Remote Code Execution Vulnerability in Electron Apps

Here is what Developers and Users need to know about Electron’s latest security issue.

A glowing electron in front of a gloomy sky with random binary numbers is never a good sign … Original photograph by code404 (CC0)

On Monday, the Electron team published security advisory CVE-2018–1000006 describing an arbitrary code execution vulnerability in Electron. Arbitary code executions — or remote code executions (RCE) when performed through a network — are the most severe class of software vulnerabilities. They allow an attacker to run any code on the victim’s machine.

Am I affected as a User?

The current report affects Electron applications on Windows that use custom protocols. Custom protocols allow applications to handle links from web pages or other applications. Links on Apple’s App Store web page, for example, use URLs beginning with itmss:// so that they can be opened directly by iTunes.

If an Electron application uses custom protocols on Windows and has not been updated since Monday, it is vulnerable. You can verify which applications use custom protocols in the Windows Settings. Disable protocols for applications that have not yet been updated with a security patch or uninstall them.

Am I affected as a Developer?

If you have published an application with any version of Electron before 1.8.2-beta.4, 1.7.11, or 1.6.16 and you are using the app.setAsDefaultProtocolClient API on Windows, your application is vulnerable. You need to take immediate action.

What if I am affected?

1. Follow the mitigation advice put out by the Electron team
2. Inform your users about the vulnerability and the severity of it.
3. Release an updated version of your application built with an updated version of Electron.

How can I secure my application in the future?

Electron is a convenient way to create desktop applications with familiar web frameworks. Unfortunately, this ease-of-use comes at the cost of many millions of lines of code from the Chromium and Electron project — each one of them a potential security hazard. Remember: Source code is a liability, not an asset and using a vast software project like Electron in your application is a vast security liability.
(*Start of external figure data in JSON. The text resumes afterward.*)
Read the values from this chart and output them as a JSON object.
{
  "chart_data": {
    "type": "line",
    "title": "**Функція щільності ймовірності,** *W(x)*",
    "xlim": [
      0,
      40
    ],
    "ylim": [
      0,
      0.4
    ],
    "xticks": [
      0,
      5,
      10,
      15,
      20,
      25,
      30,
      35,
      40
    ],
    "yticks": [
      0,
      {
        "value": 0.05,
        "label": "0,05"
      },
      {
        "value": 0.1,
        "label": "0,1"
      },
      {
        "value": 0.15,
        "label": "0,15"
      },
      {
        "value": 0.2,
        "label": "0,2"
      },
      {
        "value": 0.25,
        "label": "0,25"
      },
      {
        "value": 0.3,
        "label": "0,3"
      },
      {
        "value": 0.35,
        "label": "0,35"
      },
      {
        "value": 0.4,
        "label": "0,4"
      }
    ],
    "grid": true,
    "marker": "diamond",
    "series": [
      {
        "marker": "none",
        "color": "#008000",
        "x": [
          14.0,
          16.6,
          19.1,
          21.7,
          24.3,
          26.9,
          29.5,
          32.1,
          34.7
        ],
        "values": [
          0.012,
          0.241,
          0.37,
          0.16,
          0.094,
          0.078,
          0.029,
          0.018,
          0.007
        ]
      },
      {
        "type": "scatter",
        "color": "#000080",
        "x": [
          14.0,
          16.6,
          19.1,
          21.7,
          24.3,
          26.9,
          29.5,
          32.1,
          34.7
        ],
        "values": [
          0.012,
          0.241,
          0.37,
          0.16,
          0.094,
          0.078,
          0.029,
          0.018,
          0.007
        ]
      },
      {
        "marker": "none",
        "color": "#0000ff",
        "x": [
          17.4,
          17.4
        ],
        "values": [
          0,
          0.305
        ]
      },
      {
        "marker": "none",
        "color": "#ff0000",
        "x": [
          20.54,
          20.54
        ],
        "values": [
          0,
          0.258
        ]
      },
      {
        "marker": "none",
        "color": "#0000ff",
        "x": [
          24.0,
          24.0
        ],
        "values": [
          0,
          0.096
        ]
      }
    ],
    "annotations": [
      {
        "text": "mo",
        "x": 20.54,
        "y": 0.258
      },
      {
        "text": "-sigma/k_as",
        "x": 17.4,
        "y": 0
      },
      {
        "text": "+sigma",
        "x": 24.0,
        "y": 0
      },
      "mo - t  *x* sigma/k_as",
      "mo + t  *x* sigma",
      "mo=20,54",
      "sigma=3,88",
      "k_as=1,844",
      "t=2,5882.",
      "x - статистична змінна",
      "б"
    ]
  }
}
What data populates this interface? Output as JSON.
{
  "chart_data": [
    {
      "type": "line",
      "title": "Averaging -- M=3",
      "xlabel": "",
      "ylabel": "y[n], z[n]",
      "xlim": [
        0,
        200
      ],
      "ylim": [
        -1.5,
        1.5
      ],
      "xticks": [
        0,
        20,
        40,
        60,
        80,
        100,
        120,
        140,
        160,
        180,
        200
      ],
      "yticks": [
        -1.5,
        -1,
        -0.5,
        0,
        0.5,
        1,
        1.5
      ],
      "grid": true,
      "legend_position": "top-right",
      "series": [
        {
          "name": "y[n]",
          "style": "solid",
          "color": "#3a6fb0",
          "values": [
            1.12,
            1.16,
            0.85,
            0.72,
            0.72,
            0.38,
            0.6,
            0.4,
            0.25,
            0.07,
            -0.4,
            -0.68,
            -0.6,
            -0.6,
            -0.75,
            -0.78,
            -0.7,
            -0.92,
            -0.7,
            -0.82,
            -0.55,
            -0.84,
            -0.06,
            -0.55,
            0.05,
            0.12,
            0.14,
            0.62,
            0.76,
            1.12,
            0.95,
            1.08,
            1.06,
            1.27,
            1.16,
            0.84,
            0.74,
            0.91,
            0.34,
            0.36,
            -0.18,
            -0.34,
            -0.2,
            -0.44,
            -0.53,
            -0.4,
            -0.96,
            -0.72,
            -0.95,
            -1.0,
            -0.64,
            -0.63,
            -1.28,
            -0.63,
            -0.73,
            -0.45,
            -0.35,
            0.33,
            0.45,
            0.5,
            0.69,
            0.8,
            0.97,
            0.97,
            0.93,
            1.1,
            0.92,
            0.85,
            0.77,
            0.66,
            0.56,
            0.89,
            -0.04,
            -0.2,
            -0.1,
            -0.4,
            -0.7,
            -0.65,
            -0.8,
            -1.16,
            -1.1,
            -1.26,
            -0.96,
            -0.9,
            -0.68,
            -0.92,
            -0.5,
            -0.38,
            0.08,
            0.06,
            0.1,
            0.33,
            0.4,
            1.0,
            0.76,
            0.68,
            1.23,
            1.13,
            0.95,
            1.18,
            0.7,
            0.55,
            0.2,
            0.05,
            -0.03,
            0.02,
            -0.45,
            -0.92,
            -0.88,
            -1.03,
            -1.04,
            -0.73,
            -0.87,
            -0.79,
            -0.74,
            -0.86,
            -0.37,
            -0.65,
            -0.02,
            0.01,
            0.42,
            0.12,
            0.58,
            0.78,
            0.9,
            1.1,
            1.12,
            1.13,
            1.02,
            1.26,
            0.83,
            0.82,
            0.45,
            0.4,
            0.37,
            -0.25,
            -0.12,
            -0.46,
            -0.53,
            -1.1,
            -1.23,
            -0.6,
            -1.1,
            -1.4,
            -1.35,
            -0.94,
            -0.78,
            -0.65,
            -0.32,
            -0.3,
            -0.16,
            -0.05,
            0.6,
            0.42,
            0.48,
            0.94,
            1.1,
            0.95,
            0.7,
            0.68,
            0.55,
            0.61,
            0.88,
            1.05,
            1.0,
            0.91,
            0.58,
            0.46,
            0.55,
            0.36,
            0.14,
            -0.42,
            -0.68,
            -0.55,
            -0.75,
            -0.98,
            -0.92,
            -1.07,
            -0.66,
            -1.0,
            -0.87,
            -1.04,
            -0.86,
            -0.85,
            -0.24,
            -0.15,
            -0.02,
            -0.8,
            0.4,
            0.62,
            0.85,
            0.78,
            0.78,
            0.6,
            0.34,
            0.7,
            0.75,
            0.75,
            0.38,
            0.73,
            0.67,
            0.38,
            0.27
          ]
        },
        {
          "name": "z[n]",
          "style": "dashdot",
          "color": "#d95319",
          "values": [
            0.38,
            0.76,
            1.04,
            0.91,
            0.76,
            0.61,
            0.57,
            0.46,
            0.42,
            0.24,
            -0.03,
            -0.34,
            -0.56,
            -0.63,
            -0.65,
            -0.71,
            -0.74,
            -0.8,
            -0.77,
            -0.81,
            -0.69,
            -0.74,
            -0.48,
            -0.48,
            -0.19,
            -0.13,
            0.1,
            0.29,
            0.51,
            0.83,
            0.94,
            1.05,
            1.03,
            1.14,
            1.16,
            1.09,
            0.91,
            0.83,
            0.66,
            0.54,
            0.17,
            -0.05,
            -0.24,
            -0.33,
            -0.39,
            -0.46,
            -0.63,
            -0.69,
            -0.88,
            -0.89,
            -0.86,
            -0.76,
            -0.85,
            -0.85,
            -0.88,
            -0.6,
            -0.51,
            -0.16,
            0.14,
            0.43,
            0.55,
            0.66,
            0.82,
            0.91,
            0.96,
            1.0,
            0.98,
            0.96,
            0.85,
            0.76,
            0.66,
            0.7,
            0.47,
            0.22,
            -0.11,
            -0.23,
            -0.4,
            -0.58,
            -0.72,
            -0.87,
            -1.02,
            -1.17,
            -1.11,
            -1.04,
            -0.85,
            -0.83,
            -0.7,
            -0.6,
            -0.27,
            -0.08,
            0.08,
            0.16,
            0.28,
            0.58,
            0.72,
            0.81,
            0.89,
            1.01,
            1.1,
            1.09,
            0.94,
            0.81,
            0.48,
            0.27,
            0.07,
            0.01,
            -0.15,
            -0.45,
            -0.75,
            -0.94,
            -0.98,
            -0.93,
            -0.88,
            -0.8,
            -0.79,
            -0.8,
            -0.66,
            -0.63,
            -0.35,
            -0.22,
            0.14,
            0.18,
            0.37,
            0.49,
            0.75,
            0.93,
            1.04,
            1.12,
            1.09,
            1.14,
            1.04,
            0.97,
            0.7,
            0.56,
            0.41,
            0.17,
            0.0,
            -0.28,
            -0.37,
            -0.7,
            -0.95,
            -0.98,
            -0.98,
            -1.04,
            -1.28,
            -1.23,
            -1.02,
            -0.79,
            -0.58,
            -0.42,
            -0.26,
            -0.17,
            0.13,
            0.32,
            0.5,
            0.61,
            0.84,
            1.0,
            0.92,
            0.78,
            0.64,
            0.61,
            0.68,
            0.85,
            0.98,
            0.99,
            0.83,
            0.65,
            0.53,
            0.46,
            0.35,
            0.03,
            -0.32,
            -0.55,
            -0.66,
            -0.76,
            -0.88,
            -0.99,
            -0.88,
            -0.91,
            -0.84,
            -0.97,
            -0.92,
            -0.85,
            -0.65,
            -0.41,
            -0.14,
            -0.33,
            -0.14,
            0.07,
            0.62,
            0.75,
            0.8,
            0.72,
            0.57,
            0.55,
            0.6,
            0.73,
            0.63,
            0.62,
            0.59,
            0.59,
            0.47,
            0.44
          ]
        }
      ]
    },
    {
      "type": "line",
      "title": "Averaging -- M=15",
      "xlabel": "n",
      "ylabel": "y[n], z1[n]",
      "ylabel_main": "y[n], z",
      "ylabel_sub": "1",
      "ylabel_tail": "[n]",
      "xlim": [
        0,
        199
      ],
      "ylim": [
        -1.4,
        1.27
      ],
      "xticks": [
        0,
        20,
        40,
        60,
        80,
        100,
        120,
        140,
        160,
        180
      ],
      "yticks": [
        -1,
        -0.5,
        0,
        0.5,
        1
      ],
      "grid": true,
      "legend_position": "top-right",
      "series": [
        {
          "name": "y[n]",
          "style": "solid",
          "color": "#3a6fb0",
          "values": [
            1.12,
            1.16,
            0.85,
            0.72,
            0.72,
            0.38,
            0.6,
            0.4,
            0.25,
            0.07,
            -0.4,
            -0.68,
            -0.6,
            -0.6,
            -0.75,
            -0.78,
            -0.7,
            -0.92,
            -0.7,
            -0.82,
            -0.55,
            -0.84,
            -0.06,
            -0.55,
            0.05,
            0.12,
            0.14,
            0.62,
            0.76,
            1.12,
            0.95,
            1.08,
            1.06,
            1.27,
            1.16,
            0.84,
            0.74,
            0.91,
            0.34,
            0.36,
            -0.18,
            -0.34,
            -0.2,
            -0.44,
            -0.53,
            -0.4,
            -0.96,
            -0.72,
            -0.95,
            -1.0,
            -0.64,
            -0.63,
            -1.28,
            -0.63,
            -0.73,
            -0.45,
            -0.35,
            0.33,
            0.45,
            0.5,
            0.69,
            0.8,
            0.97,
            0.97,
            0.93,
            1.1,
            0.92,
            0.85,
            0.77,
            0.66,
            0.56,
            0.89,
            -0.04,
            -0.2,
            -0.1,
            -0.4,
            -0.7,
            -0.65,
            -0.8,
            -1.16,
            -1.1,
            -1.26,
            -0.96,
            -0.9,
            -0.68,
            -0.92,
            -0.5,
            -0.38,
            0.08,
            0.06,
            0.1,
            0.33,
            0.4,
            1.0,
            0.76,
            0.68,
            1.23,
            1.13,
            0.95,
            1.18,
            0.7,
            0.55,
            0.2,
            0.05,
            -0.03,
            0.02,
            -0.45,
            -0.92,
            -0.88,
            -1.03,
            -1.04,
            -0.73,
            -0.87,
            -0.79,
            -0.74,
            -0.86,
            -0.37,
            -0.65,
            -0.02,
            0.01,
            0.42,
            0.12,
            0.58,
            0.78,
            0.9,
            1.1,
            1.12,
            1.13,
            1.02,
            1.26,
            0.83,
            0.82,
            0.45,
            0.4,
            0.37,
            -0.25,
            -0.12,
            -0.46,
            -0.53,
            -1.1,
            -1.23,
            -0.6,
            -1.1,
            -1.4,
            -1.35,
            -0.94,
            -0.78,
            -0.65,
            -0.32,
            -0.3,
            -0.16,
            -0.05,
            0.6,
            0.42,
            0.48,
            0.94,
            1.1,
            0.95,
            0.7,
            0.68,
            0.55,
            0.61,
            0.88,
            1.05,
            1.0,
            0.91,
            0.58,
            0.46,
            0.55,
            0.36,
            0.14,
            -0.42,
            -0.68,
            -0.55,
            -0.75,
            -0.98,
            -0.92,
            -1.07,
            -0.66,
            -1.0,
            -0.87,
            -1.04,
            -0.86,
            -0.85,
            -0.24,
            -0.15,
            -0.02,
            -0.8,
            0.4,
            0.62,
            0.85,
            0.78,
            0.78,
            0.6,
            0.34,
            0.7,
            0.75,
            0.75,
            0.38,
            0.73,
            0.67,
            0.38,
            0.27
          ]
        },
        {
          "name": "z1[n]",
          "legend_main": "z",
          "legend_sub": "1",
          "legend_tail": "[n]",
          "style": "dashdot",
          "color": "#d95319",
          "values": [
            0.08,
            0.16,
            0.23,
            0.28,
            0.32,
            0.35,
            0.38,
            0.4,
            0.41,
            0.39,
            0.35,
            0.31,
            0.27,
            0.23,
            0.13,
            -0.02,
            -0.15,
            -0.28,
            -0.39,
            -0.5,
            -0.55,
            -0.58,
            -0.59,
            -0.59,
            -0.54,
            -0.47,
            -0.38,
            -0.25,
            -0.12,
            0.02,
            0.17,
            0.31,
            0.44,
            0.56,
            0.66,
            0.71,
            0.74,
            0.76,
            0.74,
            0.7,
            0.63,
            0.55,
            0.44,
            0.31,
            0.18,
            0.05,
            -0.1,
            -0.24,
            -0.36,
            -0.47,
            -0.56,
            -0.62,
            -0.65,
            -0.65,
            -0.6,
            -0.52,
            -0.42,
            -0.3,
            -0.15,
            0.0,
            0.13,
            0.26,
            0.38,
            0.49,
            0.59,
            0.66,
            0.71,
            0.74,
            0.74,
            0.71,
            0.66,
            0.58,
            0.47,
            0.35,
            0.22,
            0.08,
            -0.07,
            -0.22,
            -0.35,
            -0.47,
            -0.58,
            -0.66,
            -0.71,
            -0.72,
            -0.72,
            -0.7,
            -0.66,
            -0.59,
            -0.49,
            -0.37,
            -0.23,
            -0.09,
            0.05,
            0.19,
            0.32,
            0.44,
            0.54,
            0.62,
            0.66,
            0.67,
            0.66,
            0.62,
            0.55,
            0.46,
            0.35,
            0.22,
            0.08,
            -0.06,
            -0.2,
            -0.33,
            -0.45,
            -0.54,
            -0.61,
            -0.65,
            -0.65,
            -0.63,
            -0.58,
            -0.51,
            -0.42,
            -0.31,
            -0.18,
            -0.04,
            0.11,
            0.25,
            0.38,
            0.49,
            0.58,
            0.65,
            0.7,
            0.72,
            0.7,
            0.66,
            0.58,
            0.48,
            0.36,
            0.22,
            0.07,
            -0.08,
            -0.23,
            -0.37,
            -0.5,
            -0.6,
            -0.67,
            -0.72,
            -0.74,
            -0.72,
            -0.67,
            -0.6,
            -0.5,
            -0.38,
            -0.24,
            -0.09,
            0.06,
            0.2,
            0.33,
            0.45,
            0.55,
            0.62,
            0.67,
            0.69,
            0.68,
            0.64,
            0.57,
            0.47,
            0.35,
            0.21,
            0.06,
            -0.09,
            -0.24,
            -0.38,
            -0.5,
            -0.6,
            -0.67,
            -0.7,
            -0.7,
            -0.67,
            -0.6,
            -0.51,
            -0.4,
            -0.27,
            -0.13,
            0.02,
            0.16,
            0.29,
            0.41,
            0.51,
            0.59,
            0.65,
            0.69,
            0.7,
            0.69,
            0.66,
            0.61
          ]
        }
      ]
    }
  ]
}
There is no way to ensure your application is safe from future vulnerability discoveries in Electron. This is why you need to make sure to tick every point on the following checklist:

1. Make sure you follow the Electron team’s guide to creating secure Electron applications. Before you start worrying about vulnerabilities in Electron, make sure you are not adding own security pitfalls.
2. Subscribe to the Electron Release feed. Make sure to keep an eye out for for any releases with mentions of [SECURITY]
3. Enable auto-updates. Only with a functioning auto-update pipeline can you react quickly to known vulnerabilities. You can follow Electron’s auto-update guide. Alternatively, you can use a specialized service such as DBLSQD for Electron for managing your updates.